Le sujet, parfois seulement sous-jacent, de mécontentement est toujours le même, à savoir naturellement l’optimisation d’un investissement boursier. Les turbulents actionnaires peuvent plaider pour un changement de contrôle, une mise en vente de filiales, ou un retour accru aux actionnaires par le biais d’un rachat de titres ou de dividendes. Nombre des investisseurs concernés ont une optique « value », identifiant des sociétés à la capitalisation sous-évaluée. Les voies pour dynamiser le cours de Bourse de leur proie ne manquent pas.
Pour le responsable du cabinet de recherche, John Laide, pas de doute, les fonds spéculatifs sont à l’origine de ce bouillonnement. Il estime d’ailleurs « qu’il y en a tellement, (qu’) ils doivent se montrer actifs en termes de génération de performance ». Ainsi, poursuit-il, « il y a beaucoup de fonds en chasse d’un nombre restreint d’opportunités ». Cité par Reuters, John Laide anticipe d’ailleurs une poursuite de l’amplification du phénomène cette année, sur la base notamment des grandes incertitudes planant sur les marchés boursiers, favorisant l’activisme. En termes de secteurs concernés, la finance et les biens de consommation ont occupé les premiers rangs, avec respectivement 13 et 10 % des actions observées.
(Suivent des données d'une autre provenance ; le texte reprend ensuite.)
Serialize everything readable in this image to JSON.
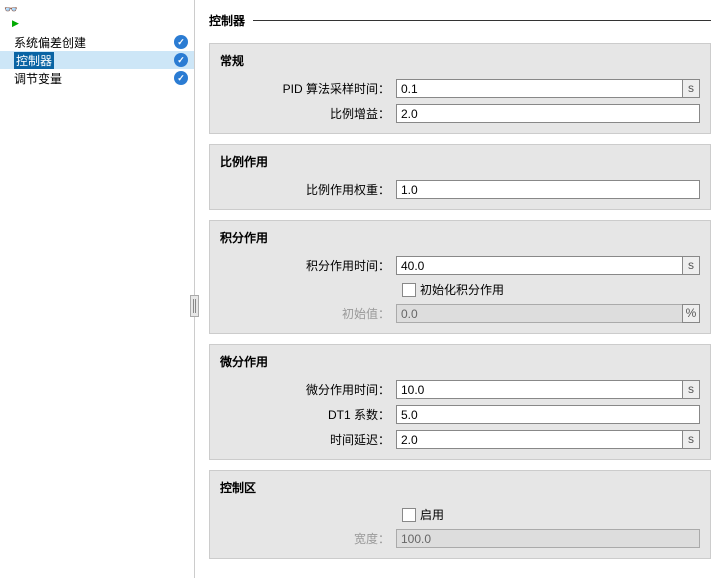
{
  "sidebar": {
    "items": [
      {
        "label": "系统偏差创建"
      },
      {
        "label": "控制器"
      },
      {
        "label": "调节变量"
      }
    ]
  },
  "page": {
    "title": "控制器"
  },
  "sections": {
    "general": {
      "title": "常规",
      "sample_time_label": "PID 算法采样时间：",
      "sample_time_value": "0.1",
      "sample_time_unit": "s",
      "gain_label": "比例增益：",
      "gain_value": "2.0"
    },
    "proportional": {
      "title": "比例作用",
      "weight_label": "比例作用权重：",
      "weight_value": "1.0"
    },
    "integral": {
      "title": "积分作用",
      "time_label": "积分作用时间：",
      "time_value": "40.0",
      "time_unit": "s",
      "init_checkbox_label": "初始化积分作用",
      "initial_label": "初始值：",
      "initial_value": "0.0",
      "initial_unit": "%"
    },
    "derivative": {
      "title": "微分作用",
      "time_label": "微分作用时间：",
      "time_value": "10.0",
      "time_unit": "s",
      "dt1_label": "DT1 系数：",
      "dt1_value": "5.0",
      "delay_label": "时间延迟：",
      "delay_value": "2.0",
      "delay_unit": "s"
    },
    "control_zone": {
      "title": "控制区",
      "enable_label": "启用",
      "width_label": "宽度：",
      "width_value": "100.0"
    }
  }
}
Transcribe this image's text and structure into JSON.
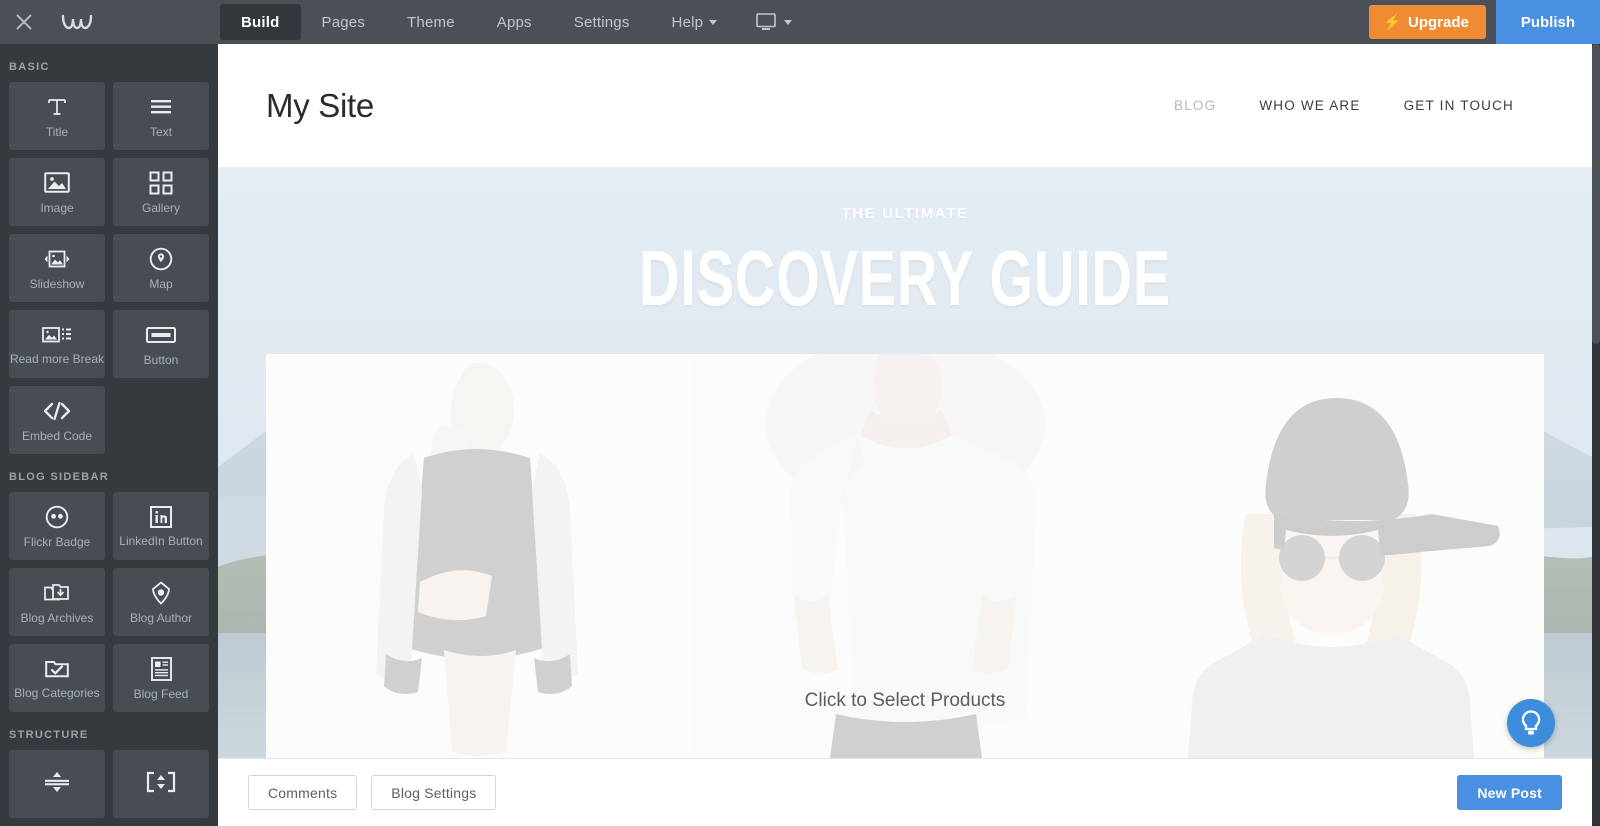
{
  "topbar": {
    "close_icon": "close-icon",
    "logo_icon": "weebly-logo-icon",
    "items": [
      {
        "label": "Build",
        "active": true,
        "caret": false
      },
      {
        "label": "Pages",
        "active": false,
        "caret": false
      },
      {
        "label": "Theme",
        "active": false,
        "caret": false
      },
      {
        "label": "Apps",
        "active": false,
        "caret": false
      },
      {
        "label": "Settings",
        "active": false,
        "caret": false
      },
      {
        "label": "Help",
        "active": false,
        "caret": true
      }
    ],
    "device_icon": "desktop-monitor-icon",
    "upgrade_label": "Upgrade",
    "upgrade_icon": "lightning-bolt-icon",
    "upgrade_color": "#ef8b33",
    "publish_label": "Publish",
    "publish_color": "#4a90e2",
    "background_color": "#4a5055"
  },
  "sidebar": {
    "background_color": "#353a3e",
    "sections": [
      {
        "heading": "BASIC",
        "items": [
          {
            "label": "Title",
            "icon": "title-T-icon"
          },
          {
            "label": "Text",
            "icon": "text-lines-icon"
          },
          {
            "label": "Image",
            "icon": "image-icon"
          },
          {
            "label": "Gallery",
            "icon": "gallery-grid-icon"
          },
          {
            "label": "Slideshow",
            "icon": "slideshow-icon"
          },
          {
            "label": "Map",
            "icon": "map-pin-icon"
          },
          {
            "label": "Read more Break",
            "icon": "read-more-break-icon"
          },
          {
            "label": "Button",
            "icon": "button-icon"
          },
          {
            "label": "Embed Code",
            "icon": "embed-code-icon"
          }
        ]
      },
      {
        "heading": "BLOG SIDEBAR",
        "items": [
          {
            "label": "Flickr Badge",
            "icon": "flickr-badge-icon"
          },
          {
            "label": "LinkedIn Button",
            "icon": "linkedin-button-icon"
          },
          {
            "label": "Blog Archives",
            "icon": "blog-archives-icon"
          },
          {
            "label": "Blog Author",
            "icon": "blog-author-icon"
          },
          {
            "label": "Blog Categories",
            "icon": "blog-categories-icon"
          },
          {
            "label": "Blog Feed",
            "icon": "blog-feed-icon"
          }
        ]
      },
      {
        "heading": "STRUCTURE",
        "items": [
          {
            "label": "",
            "icon": "spacer-divider-icon"
          },
          {
            "label": "",
            "icon": "pocket-icon"
          }
        ]
      }
    ]
  },
  "site": {
    "title": "My Site",
    "nav": [
      {
        "label": "BLOG",
        "dim": true
      },
      {
        "label": "WHO WE ARE",
        "dim": false
      },
      {
        "label": "GET IN TOUCH",
        "dim": false
      }
    ],
    "hero": {
      "kicker": "THE ULTIMATE",
      "title": "DISCOVERY GUIDE"
    },
    "products_placeholder": "Click to Select Products"
  },
  "bottombar": {
    "comments_label": "Comments",
    "blog_settings_label": "Blog Settings",
    "new_post_label": "New Post",
    "new_post_color": "#4a90e2"
  },
  "help_fab": {
    "icon": "lightbulb-icon",
    "color": "#3d8ddd"
  }
}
Qui plus est, les actions engagées ont davantage encore en 2007 pris un aspect formel, par le biais d’un nombre jamais atteint de demandes de vote de résolutions dans le cadre d’assemblées générales.
Par ailleurs, plus de la moitié des campagnes initiées l’an dernier, 54 % selon SharkWatch, ont comporté comme moyen d’offensive une lettre adressée à la direction du groupe visé et rendue publique. Une manière efficace pour attirer l’attention de l’ensemble des actionnaires.